With 123 NCAA women’s team titles, an unrivaled 527 individual national championships, and a culture that has produced some of the greatest athletes of all time, the Pac-10 has plenty to showcase as it officially launches a celebration of 25 years in women’s sports.

No collegiate conference has had a greater impact on women’s sports than the Pac-10. Established in 1986, women’s sports in the Pac-10 have produced more national championships than any conference in the country and have forged a path for some of the most remarkable athletes to flourish, including Jackie Joyner-Kersee, Florence Griffith-Joyner, Gail Devers, Cheryl Miller, Lisa Leslie, Lisa Fernandez, Jennie Finch, Mary T. Meagher, Janet Evans, Natalie Coughlin, Amanda Beard, Julie Foudy, Kerri Walsh, Bev Oden, Annika Sorenstam and Lorena Ochoa to name a few.

“Celebrating 25 years in women’s sports in the Pac-10 allows us to pay tribute to the many influential people who have helped shape and define the landscape in women’s athletics,” said Larry Scott, Pac-10 commissioner. “The Pac-10 has been a leader in athletic excellence and providing opportunity for women in sports. We are proud of that heritage and are excited to celebrate some of the most amazing accomplishments and people in the history of sports.”

As part of the celebration, the Pac-10 has created a microsite dedicated to the anniversary, which will feature stories and videos on some of the most important events, the most successful coaches and greatest athletes ever to compete in the Pac-10.

 To help launch the celebration, the conference will unveil three public service announcements that have been produced by legendary copywriter Janet Champ, co-creator of the iconic Nike women’s fitness campaign in the 1990s.

“We are honored to pay tribute to the many remarkable women, past and present, who have worked so hard to establish the Pac-10 as a true leader in women’s athletics,” said Danette Leighton, chief marketing officer for the Pac-10. “Janet Champ is an icon, who has helped shape some of the world’s most powerful brands with her creative campaigns.
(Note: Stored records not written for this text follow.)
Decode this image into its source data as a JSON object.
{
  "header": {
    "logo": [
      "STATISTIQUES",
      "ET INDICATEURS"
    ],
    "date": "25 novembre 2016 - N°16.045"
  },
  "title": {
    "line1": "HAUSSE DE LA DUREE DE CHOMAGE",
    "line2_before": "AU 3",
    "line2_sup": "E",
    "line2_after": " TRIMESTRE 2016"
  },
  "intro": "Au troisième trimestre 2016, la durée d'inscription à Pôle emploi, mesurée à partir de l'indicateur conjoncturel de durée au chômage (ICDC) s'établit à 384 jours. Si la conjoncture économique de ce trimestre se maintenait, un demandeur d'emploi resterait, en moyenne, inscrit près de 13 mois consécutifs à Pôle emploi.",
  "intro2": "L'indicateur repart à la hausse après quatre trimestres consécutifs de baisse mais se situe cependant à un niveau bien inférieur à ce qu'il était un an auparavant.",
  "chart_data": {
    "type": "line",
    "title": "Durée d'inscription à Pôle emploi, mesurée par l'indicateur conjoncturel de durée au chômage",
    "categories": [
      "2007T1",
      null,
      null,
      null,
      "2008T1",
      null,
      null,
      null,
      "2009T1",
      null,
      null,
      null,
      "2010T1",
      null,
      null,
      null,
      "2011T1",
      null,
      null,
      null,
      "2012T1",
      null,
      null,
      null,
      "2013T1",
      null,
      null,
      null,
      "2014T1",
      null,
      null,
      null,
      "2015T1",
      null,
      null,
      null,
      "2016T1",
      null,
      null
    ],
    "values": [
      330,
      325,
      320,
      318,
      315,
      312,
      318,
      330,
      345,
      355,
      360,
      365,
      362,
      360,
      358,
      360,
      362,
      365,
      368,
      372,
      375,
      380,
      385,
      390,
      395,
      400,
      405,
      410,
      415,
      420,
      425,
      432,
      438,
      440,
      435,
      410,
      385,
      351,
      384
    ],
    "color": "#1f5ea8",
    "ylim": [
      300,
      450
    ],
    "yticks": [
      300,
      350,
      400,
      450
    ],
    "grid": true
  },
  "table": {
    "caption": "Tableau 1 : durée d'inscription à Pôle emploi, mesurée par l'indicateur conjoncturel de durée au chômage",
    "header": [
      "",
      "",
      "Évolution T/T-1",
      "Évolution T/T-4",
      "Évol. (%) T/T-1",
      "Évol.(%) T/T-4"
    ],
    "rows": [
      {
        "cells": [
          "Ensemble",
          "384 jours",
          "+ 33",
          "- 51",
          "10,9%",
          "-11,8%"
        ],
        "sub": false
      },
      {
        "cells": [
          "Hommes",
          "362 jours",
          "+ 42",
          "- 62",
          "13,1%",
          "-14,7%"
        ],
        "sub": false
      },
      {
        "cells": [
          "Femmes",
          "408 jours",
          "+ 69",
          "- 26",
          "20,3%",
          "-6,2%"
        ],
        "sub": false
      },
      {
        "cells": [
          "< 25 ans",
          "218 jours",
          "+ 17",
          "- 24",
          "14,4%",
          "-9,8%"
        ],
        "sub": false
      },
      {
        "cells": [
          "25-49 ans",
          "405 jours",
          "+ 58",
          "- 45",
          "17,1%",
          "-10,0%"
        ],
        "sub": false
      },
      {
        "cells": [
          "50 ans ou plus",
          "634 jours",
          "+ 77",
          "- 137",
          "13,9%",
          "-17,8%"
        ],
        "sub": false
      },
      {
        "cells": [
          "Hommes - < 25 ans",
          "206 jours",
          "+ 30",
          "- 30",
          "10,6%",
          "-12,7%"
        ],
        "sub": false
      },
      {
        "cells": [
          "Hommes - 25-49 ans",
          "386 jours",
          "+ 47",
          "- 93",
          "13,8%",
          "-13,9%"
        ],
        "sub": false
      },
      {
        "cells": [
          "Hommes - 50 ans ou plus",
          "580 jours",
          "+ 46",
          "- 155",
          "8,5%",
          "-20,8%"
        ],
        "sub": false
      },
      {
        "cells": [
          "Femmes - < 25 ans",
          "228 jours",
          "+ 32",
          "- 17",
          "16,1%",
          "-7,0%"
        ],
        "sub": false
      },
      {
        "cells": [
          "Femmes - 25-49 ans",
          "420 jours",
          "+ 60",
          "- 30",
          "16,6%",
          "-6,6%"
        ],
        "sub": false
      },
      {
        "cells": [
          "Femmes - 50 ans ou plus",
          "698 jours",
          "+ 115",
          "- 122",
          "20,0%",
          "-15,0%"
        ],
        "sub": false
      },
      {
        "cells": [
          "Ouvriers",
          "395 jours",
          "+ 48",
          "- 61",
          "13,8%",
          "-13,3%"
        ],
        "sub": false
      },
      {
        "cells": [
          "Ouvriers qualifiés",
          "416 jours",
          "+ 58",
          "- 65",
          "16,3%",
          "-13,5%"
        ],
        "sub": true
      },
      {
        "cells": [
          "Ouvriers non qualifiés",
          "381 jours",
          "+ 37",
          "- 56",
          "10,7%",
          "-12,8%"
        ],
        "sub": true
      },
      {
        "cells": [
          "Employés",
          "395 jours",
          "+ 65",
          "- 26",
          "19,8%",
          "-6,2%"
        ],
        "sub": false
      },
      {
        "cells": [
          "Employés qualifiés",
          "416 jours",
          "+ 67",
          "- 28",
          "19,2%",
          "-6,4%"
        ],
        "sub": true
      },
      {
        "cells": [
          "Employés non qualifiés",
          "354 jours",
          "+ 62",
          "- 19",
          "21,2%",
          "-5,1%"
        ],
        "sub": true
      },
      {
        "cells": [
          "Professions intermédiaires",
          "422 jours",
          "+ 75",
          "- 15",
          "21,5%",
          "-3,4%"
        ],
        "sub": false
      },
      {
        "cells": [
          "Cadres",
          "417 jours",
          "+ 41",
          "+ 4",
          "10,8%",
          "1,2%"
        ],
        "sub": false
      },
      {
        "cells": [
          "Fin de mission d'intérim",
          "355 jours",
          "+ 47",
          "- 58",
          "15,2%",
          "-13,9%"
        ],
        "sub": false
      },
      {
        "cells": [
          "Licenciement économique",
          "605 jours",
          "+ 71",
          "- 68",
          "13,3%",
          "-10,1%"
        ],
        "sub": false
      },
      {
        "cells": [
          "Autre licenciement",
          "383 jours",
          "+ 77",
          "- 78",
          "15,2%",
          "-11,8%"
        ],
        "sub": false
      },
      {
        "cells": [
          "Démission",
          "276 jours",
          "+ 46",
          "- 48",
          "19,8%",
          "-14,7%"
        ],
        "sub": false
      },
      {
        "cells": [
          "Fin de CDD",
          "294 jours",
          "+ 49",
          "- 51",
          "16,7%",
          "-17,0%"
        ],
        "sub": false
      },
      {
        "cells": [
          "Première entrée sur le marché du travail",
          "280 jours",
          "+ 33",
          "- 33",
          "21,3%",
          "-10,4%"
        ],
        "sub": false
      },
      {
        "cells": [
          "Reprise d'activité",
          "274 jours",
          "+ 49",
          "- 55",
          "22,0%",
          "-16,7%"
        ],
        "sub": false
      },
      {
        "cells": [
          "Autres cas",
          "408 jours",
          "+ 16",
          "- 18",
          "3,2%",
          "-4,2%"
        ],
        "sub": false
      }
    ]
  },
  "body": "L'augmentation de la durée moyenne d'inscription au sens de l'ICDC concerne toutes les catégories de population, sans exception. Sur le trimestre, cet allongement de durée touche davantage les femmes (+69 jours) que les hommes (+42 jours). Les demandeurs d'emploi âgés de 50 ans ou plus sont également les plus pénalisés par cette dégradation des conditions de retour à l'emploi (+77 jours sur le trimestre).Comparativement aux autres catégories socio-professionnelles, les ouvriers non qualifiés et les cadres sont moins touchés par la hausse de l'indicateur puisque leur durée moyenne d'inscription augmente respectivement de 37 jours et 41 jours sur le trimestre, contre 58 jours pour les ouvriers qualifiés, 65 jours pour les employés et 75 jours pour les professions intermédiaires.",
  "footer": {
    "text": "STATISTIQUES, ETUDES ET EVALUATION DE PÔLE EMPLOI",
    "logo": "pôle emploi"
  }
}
Very few people have had more impact than Janet when it comes to empowering young girls and women, especially in sports. Having her join us for this celebration of women’s sports is truly a highlight to our program.”

Champ, who co-produced the groundbreaking "If You Let Me Play" campaign for Nike, that empowered young girls to participate in sports, has spent her entire career working to improve cultural representation of women and self-image in women. Aside from living in Oregon, she identified with the Pac-10’s celebration of women’s sports and volunteered to help.

“When the Pac-10 gauged my interest in bringing a voice to such a stellar group of athletes, interest was too mild a word,” Champ said. “These women paved the way for generations of athletes. They're true, unabashed role models for both genders. My art director partner, Rick McQuiston and I wanted to capture the true visceral connection between athlete, fan, competition and school. Together with our new company Switzerland, we think we've created something powerful.”

Coughlin, Finch and Leslie, three of the most decorated Pac-10 athletes of all time, provide the voices in the three PSAs, which speak to the athletes, the fans and the impact of sports. Dynamic images of some of the greatest female athletes from Pac-10 schools, including Joyner-Kersee (UCLA), Saori Haruguchi (Oregon State), Grace Park (Arizona State), Anna Mickelson (Washington), Kelly Blair LaBounty (Oregon), Jacquelyn Johnson (Arizona State), Natalie Williams (UCLA), Jennifer Azzi (Stanford), Tina Thompson (USC), Walsh (Stanford), Coughlin (Cal), Finch (Arizona) and Leslie (USC) paint a picture of the determination, perseverance and success that have defined women’s sports in the Pac-10.

The PSAs will air on Pac-10 men’s and women’s basketball broadcasts as well as the conference’s other televised events during the remainder of the 2010-2011 academic year. They also will be played on the video boards in each Pac-10 home arena.

“The history of support for women’s sports in the Pac-10 actually predates Title IX and predates NCAA participation,” said Lisa Love, Arizona State’s Vice President of Athletics. “The West has been so progressive in this area for a very long time that Title IX just gave it a launching point for a program that was already in existence.”